La Maratona delle Dolomiti è una granfondo che ormai fa parte della storia del ciclismo amatoriale. Quella di quest’anno è la ventitreesima edizione. La prima edizione si è tenuta il 12 luglio 1987 ed ha visto 166 cicloamatori percorrere 175 chilometri e 7 passi.
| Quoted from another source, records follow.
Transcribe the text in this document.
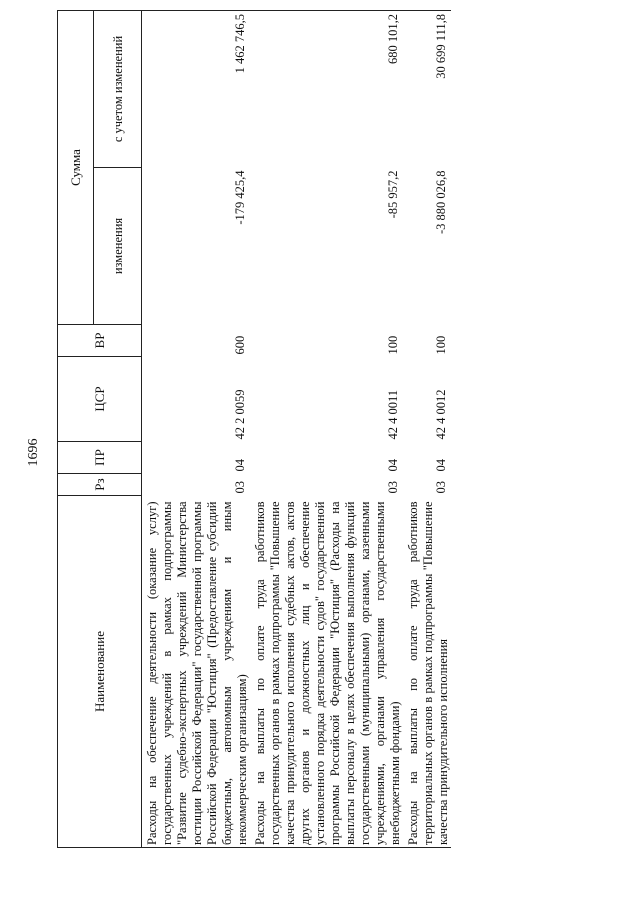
1696
Наименование	Рз	ПР	ЦСР	ВР	Сумма	
					изменения	с учетом изменений
Расходы на обеспечение деятельности (оказание услуг) государственных учреждений в рамках подпрограммы "Развитие судебно-экспертных учреждений Министерства юстиции Российской Федерации" государственной программы Российской Федерации "Юстиция" (Предоставление субсидий бюджетным, автономным учреждениям и иным некоммерческим организациям)	03	04	42 2 0059	600	-179 425,4	1 462 746,5
Расходы на выплаты по оплате труда работников государственных органов в рамках подпрограммы "Повышение качества принудительного исполнения судебных актов, актов других органов и должностных лиц и обеспечение установленного порядка деятельности судов" государственной программы Российской Федерации "Юстиция" (Расходы на выплаты персоналу в целях обеспечения выполнения функций государственными (муниципальными) органами, казенными учреждениями, органами управления государственными внебюджетными фондами)	03	04	42 4 0011	100	-85 957,2	680 101,2
Расходы на выплаты по оплате труда работников территориальных органов в рамках подпрограммы "Повышение качества принудительного исполнения	03	04	42 4 0012	100	-3 880 026,8	30 699 111,8
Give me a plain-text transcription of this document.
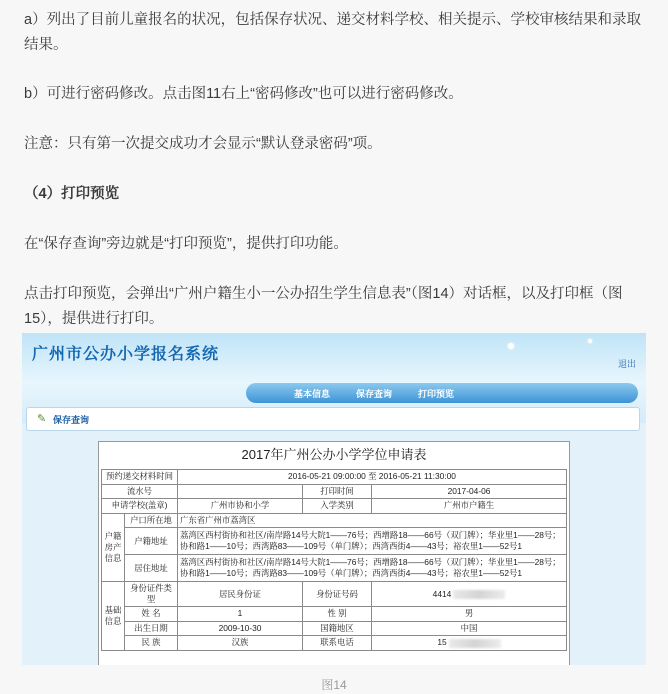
a）列出了目前儿童报名的状况，包括保存状况、递交材料学校、相关提示、学校审核结果和录取结果。
b）可进行密码修改。点击图11右上“密码修改”也可以进行密码修改。
注意：只有第一次提交成功才会显示“默认登录密码”项。
（4）打印预览
在“保存查询”旁边就是“打印预览”，提供打印功能。
点击打印预览，会弹出“广州户籍生小一公办招生学生信息表”（图14）对话框，以及打印框（图15），提供进行打印。
广州市公办小学报名系统
退出
基本信息	保存查询	打印预览
✎ 保存查询
2017年广州公办小学学位申请表
预约递交材料时间		2016-05-21 09:00:00 至 2016-05-21 11:30:00		
流水号			打印时间	2017-04-06
申请学校(盖章)		广州市协和小学	入学类别	广州市户籍生
户籍房产信息	户口所在地	广东省广州市荔湾区		
	户籍地址	荔湾区西村街协和社区/南岸路14号大院1——76号；西增路18——66号（双门牌）；华业里1——28号；协和路1——10号；西湾路83——109号（单门牌）；西湾西街4——43号；裕农里1——52号1		

	居住地址	荔湾区西村街协和社区/南岸路14号大院1——76号；西增路18——66号（双门牌）；华业里1——28号；协和路1——10号；西湾路83——109号（单门牌）；西湾西街4——43号；裕农里1——52号1		

基础信息	身份证件类型	居民身份证	身份证号码	4414
	姓 名	1	性 别	男
	出生日期	2009-10-30	国籍地区	中国
	民 族	汉族	联系电话	15
图14
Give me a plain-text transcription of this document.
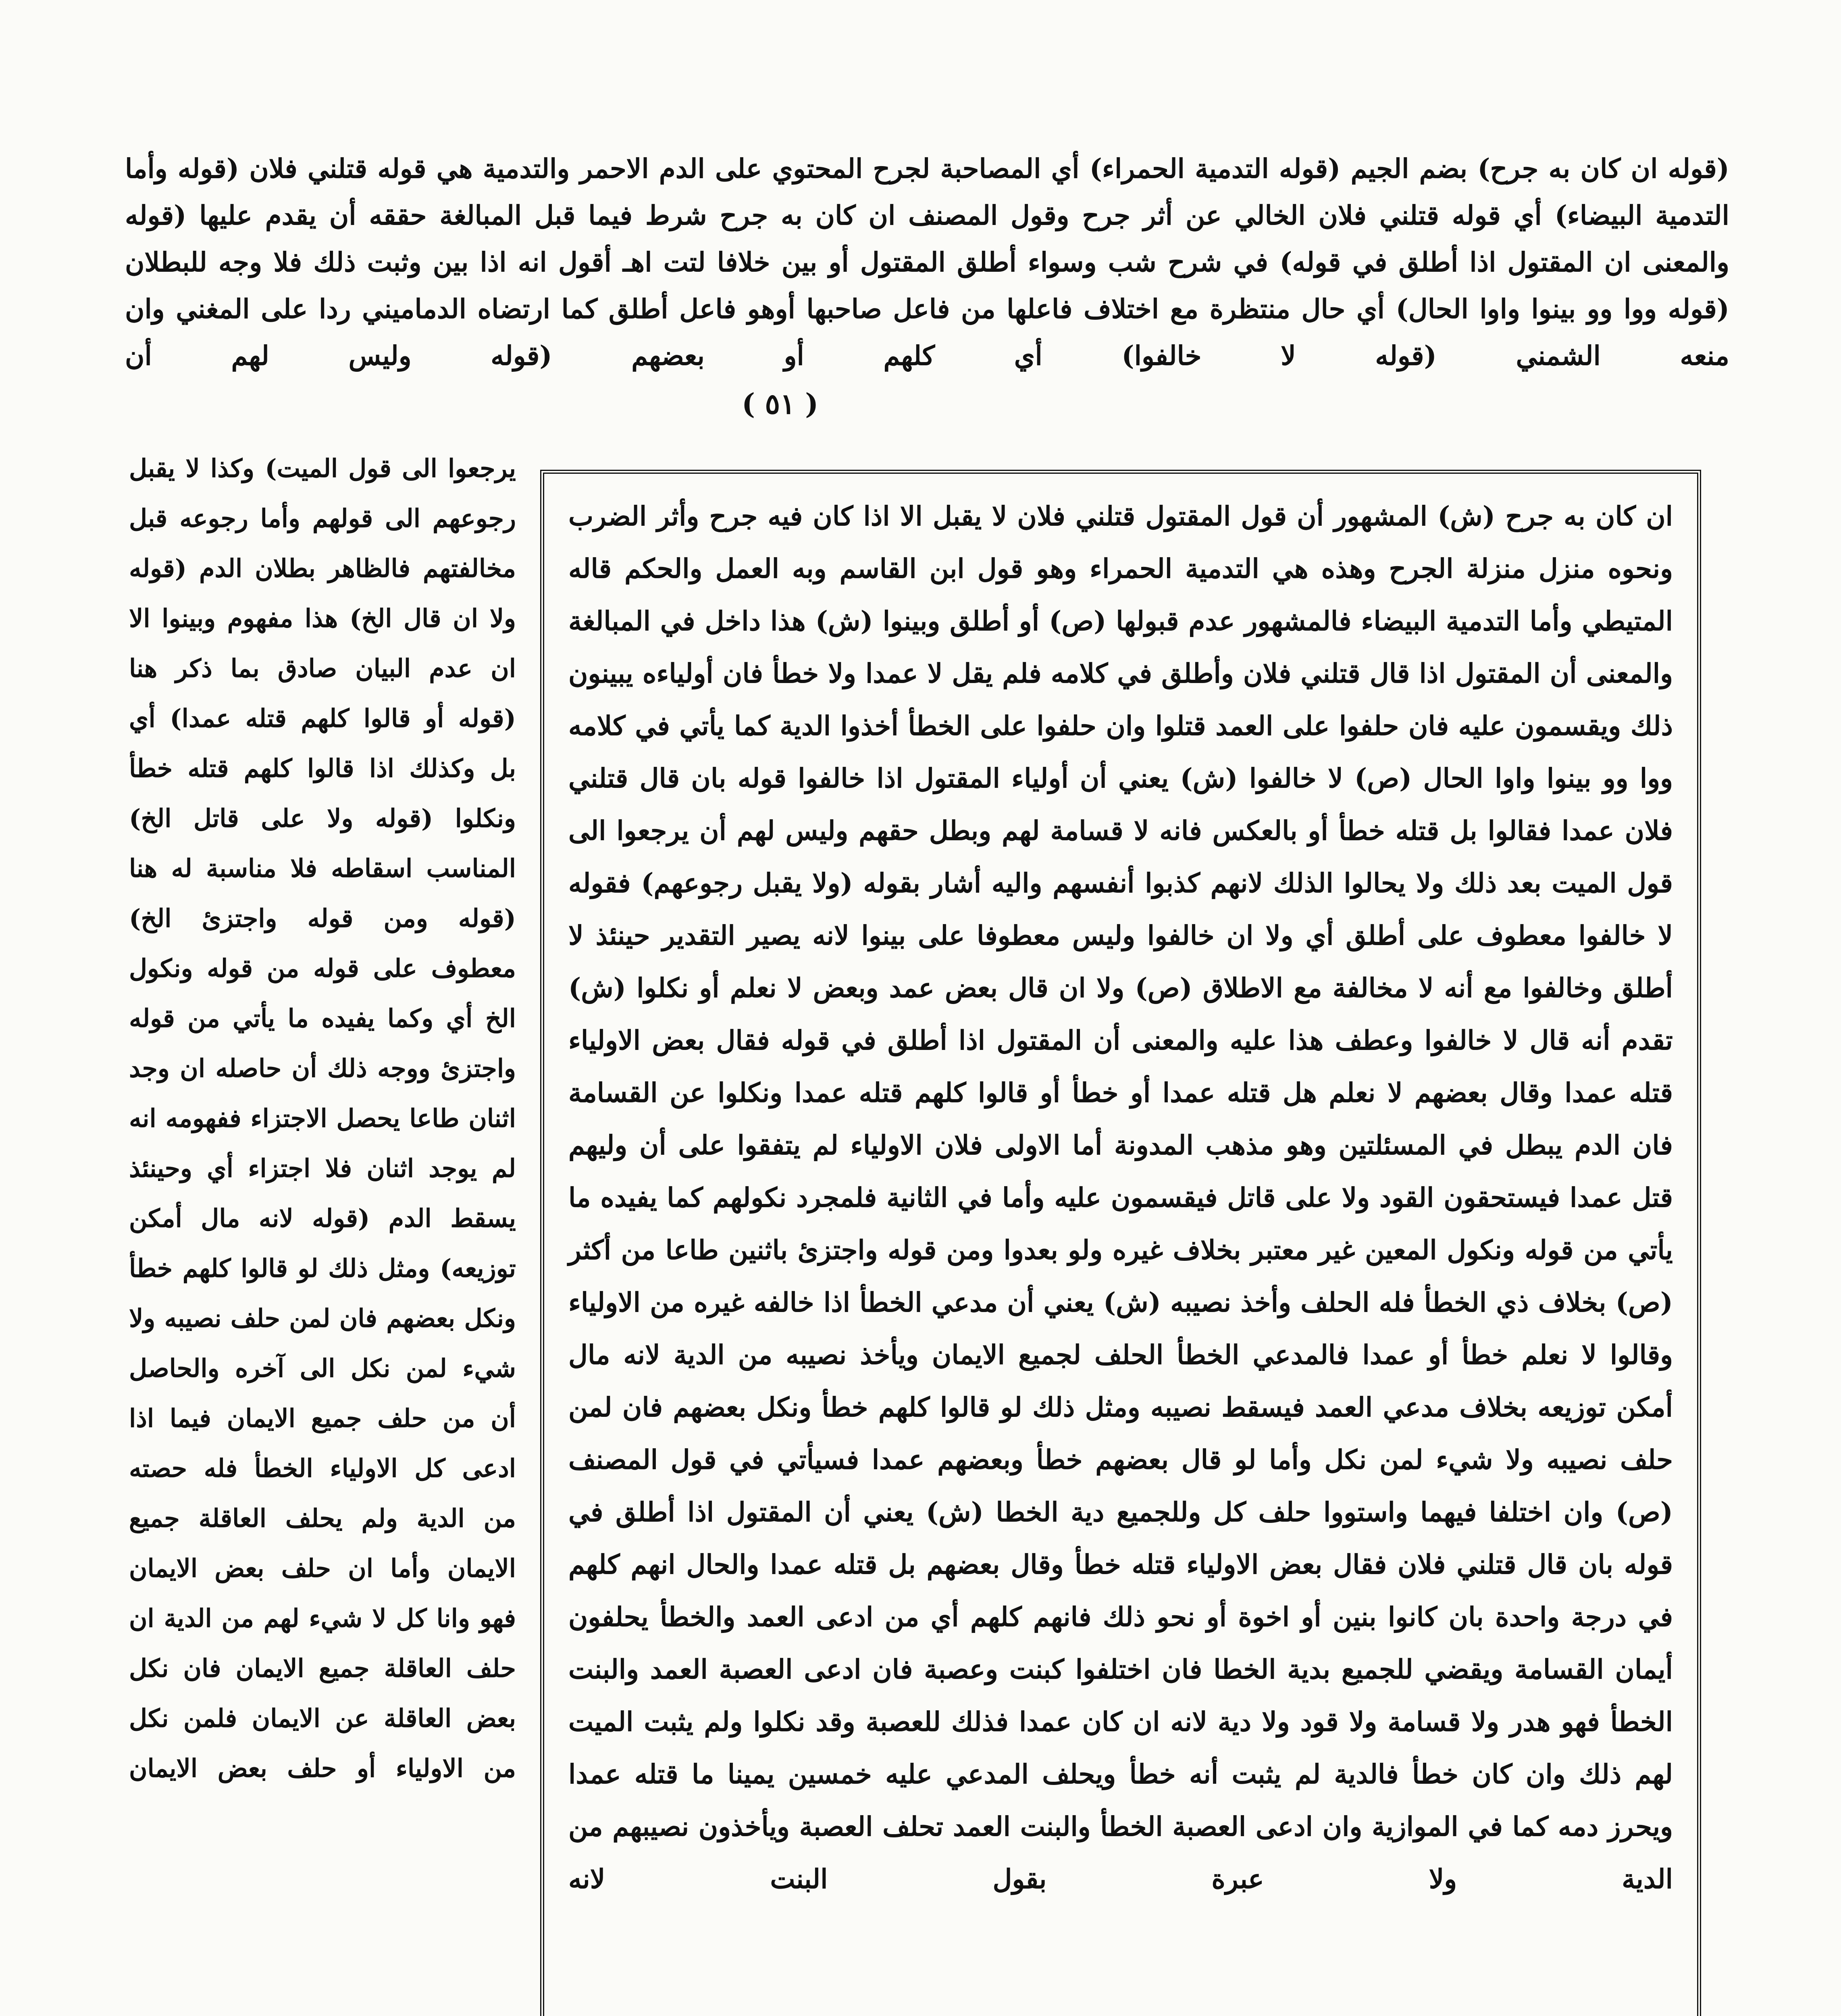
(قوله ان كان به جرح) بضم الجيم (قوله التدمية الحمراء) أي المصاحبة لجرح المحتوي على الدم الاحمر والتدمية هي قوله قتلني فلان (قوله وأما التدمية البيضاء) أي قوله قتلني فلان الخالي عن أثر جرح وقول المصنف ان كان به جرح شرط فيما قبل المبالغة حققه أن يقدم عليها (قوله والمعنى ان المقتول اذا أطلق في قوله) في شرح شب وسواء أطلق المقتول أو بين خلافا لتت اهـ أقول انه اذا بين وثبت ذلك فلا وجه للبطلان (قوله ووا وو بينوا واوا الحال) أي حال منتظرة مع اختلاف فاعلها من فاعل صاحبها أوهو فاعل أطلق كما ارتضاه الدماميني ردا على المغني وان منعه الشمني (قوله لا خالفوا) أي كلهم أو بعضهم (قوله وليس لهم أن

( ٥١ )

ان كان به جرح (ش) المشهور أن قول المقتول قتلني فلان لا يقبل الا اذا كان فيه جرح وأثر الضرب ونحوه منزل منزلة الجرح وهذه هي التدمية الحمراء وهو قول ابن القاسم وبه العمل والحكم قاله المتيطي وأما التدمية البيضاء فالمشهور عدم قبولها (ص) أو أطلق وبينوا (ش) هذا داخل في المبالغة والمعنى أن المقتول اذا قال قتلني فلان وأطلق في كلامه فلم يقل لا عمدا ولا خطأ فان أولياءه يبينون ذلك ويقسمون عليه فان حلفوا على العمد قتلوا وان حلفوا على الخطأ أخذوا الدية كما يأتي في كلامه ووا وو بينوا واوا الحال (ص) لا خالفوا (ش) يعني أن أولياء المقتول اذا خالفوا قوله بان قال قتلني فلان عمدا فقالوا بل قتله خطأ أو بالعكس فانه لا قسامة لهم وبطل حقهم وليس لهم أن يرجعوا الى قول الميت بعد ذلك ولا يحالوا الذلك لانهم كذبوا أنفسهم واليه أشار بقوله (ولا يقبل رجوعهم) فقوله لا خالفوا معطوف على أطلق أي ولا ان خالفوا وليس معطوفا على بينوا لانه يصير التقدير حينئذ لا أطلق وخالفوا مع أنه لا مخالفة مع الاطلاق (ص) ولا ان قال بعض عمد وبعض لا نعلم أو نكلوا (ش) تقدم أنه قال لا خالفوا وعطف هذا عليه والمعنى أن المقتول اذا أطلق في قوله فقال بعض الاولياء قتله عمدا وقال بعضهم لا نعلم هل قتله عمدا أو خطأ أو قالوا كلهم قتله عمدا ونكلوا عن القسامة فان الدم يبطل في المسئلتين وهو مذهب المدونة أما الاولى فلان الاولياء لم يتفقوا على أن وليهم قتل عمدا فيستحقون القود ولا على قاتل فيقسمون عليه وأما في الثانية فلمجرد نكولهم كما يفيده ما يأتي من قوله ونكول المعين غير معتبر بخلاف غيره ولو بعدوا ومن قوله واجتزئ باثنين طاعا من أكثر (ص) بخلاف ذي الخطأ فله الحلف وأخذ نصيبه (ش) يعني أن مدعي الخطأ اذا خالفه غيره من الاولياء وقالوا لا نعلم خطأ أو عمدا فالمدعي الخطأ الحلف لجميع الايمان ويأخذ نصيبه من الدية لانه مال أمكن توزيعه بخلاف مدعي العمد فيسقط نصيبه ومثل ذلك لو قالوا كلهم خطأ ونكل بعضهم فان لمن حلف نصيبه ولا شيء لمن نكل وأما لو قال بعضهم خطأ وبعضهم عمدا فسيأتي في قول المصنف (ص) وان اختلفا فيهما واستووا حلف كل وللجميع دية الخطا (ش) يعني أن المقتول اذا أطلق في قوله بان قال قتلني فلان فقال بعض الاولياء قتله خطأ وقال بعضهم بل قتله عمدا والحال انهم كلهم في درجة واحدة بان كانوا بنين أو اخوة أو نحو ذلك فانهم كلهم أي من ادعى العمد والخطأ يحلفون أيمان القسامة ويقضي للجميع بدية الخطا فان اختلفوا كبنت وعصبة فان ادعى العصبة العمد والبنت الخطأ فهو هدر ولا قسامة ولا قود ولا دية لانه ان كان عمدا فذلك للعصبة وقد نكلوا ولم يثبت الميت لهم ذلك وان كان خطأ فالدية لم يثبت أنه خطأ ويحلف المدعي عليه خمسين يمينا ما قتله عمدا ويحرز دمه كما في الموازية وان ادعى العصبة الخطأ والبنت العمد تحلف العصبة ويأخذون نصيبهم من الدية ولا عبرة بقول البنت لانه

يرجعوا الى قول الميت) وكذا لا يقبل رجوعهم الى قولهم وأما رجوعه قبل مخالفتهم فالظاهر بطلان الدم (قوله ولا ان قال الخ) هذا مفهوم وبينوا الا ان عدم البيان صادق بما ذكر هنا (قوله أو قالوا كلهم قتله عمدا) أي بل وكذلك اذا قالوا كلهم قتله خطأ ونكلوا (قوله ولا على قاتل الخ) المناسب اسقاطه فلا مناسبة له هنا (قوله ومن قوله واجتزئ الخ) معطوف على قوله من قوله ونكول الخ أي وكما يفيده ما يأتي من قوله واجتزئ ووجه ذلك أن حاصله ان وجد اثنان طاعا يحصل الاجتزاء ففهومه انه لم يوجد اثنان فلا اجتزاء أي وحينئذ يسقط الدم (قوله لانه مال أمكن توزيعه) ومثل ذلك لو قالوا كلهم خطأ ونكل بعضهم فان لمن حلف نصيبه ولا شيء لمن نكل الى آخره والحاصل أن من حلف جميع الايمان فيما اذا ادعى كل الاولياء الخطأ فله حصته من الدية ولم يحلف العاقلة جميع الايمان وأما ان حلف بعض الايمان فهو وانا كل لا شيء لهم من الدية ان حلف العاقلة جميع الايمان فان نكل بعض العاقلة عن الايمان فلمن نكل من الاولياء أو حلف بعض الايمان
Da allora il numero di iscritti è aumentato esponenzialmente fino a rendere necessario un tetto massimo di 8800 partecipazioni a numero chiuso, con un’estrazione fra chi non ha titoli di accedervi per diritto. Fino al 1999 il percorso è sempre stato superiore ai 174 km, dal 2000 in poi è stato ridotto a 147 fino ai 138 dall’edizione 2006. Il detentore del record delle vittorie è Emanuele Negrini, vincitore delle ultime 4 edizioni consecutive, che detiene anche il record della corsa più veloce alla media di 32,9 km/h nel 2005. Fra i vincitori della corsa figura anche il nome del professionista Marzio Bruseghin. Il percorso della Maratona ha subito vari cambiamenti nel corso degli anni: la scalata in successione dei passi Campolongo, Pordoi, Sella, Gardena, ancora Campolongo, Giau e infine Falzarego con scollinamento sul Valparola per scendere a La Villa e quindi risalire a Corvara.